Dans ses mémoires, le diplomate suédois Paul Mon, membre de la Croix Rouge en Grèce, décrivit la capitale du pays : «La ville offrait un spectacle désolant… Des enfants au visage crayeux et des jambes pas plus épaisses que les pattes des araignées luttaient avec des chiens sur des monceaux d’ordures. Lorsque commença l’automne 1941, les gens tombaient d’inanition dans les rues. Cette année-là, chaque matin d’hiver, on trébuchait sur des cadavres».
gerondissa-makrina-maria-jeuneA Volos les épiceries étaient vides. Maria et son frère étaient affamés, sur le point de mourir d’épuisement. Ils furent forcés de se séparer dans l’espoir que l’un d’eux au moins pourrait se sauver. Le jeune frère se rendit à Thessalonique, la deuxième ville de Grèce, pensant qu’il trouverait là de quoi se sustenter. Maria demeura à Volos, se lamentant sur leur séparation. Elle pria ardemment et cette prière ardente fut son principal soutien dans sa vie si éprouvante.

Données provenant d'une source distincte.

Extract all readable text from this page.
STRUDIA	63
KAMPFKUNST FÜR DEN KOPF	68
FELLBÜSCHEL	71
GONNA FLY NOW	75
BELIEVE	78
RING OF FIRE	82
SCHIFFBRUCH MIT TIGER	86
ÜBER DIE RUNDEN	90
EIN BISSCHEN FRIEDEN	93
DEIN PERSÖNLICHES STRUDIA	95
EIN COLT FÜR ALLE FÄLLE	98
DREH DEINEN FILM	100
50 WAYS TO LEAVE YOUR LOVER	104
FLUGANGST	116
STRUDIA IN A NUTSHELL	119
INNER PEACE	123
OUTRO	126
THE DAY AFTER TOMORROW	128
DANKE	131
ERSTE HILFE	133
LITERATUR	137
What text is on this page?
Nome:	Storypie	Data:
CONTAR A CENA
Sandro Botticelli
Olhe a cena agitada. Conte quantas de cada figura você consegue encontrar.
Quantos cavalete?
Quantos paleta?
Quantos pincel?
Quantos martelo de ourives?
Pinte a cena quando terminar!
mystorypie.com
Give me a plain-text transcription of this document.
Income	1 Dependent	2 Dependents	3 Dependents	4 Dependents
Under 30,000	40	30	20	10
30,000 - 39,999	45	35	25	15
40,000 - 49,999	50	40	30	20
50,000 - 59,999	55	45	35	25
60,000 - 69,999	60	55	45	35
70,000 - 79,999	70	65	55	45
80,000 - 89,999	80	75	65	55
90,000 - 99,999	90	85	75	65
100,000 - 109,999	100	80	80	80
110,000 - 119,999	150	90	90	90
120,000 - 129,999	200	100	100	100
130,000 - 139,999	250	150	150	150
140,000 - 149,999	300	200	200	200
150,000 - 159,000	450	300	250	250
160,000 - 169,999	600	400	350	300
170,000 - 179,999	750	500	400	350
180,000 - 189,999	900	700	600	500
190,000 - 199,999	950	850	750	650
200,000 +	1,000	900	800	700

La guerre finie, Maria travailla dur pour pouvoir s’acheter du pain. Elle partageait ses gains avec les pauvres. Elle était connue pour sa gentillesse, sa tolérance, sa grande charité et sa patience dans les difficultés. Geronda Ephrem de Philotheou naquit lui aussi à Volos, où il passa son enfance et son adolescence. Il connaissait Maria, depuis son tout jeune âge et il se rappelait d’elle : «Un jour, à Pâques, après avoir travaillé dur et longtemps, elle réussit à économiser assez d’argent pour s’acheter un cierge pour l’office de la Lumineuse Résurrection du Christ. Mais quand elle arriva à proximité de l’église, elle vit une jeune fille pauvre et souffrant de la faim. Oubliant sa propre pauvreté, elle lui remit tous ses gains, et alla à l’église sans cierge. Quand vint le moment de recevoir la Sainte Lumière, alors que tous se pressaient autour du prêtre avec leurs bougies, Maria, dépourvue de cierge, demeura derrière tout le monde. Retirée dans un coin obscur, elle pleurait, disant ‘Oh mon Christ ! Quelle pécheresse je suis. Je ne suis même pas digne d’un cierge pour Ta fête’. A ce moment-même, à travers ses larmes, elle vit la Lumière Incréée, et perdit connaissance. Des gens la prirent dans leurs bras et la ramenèrent chez elle, pensant qu’elle était tombée d’inanition».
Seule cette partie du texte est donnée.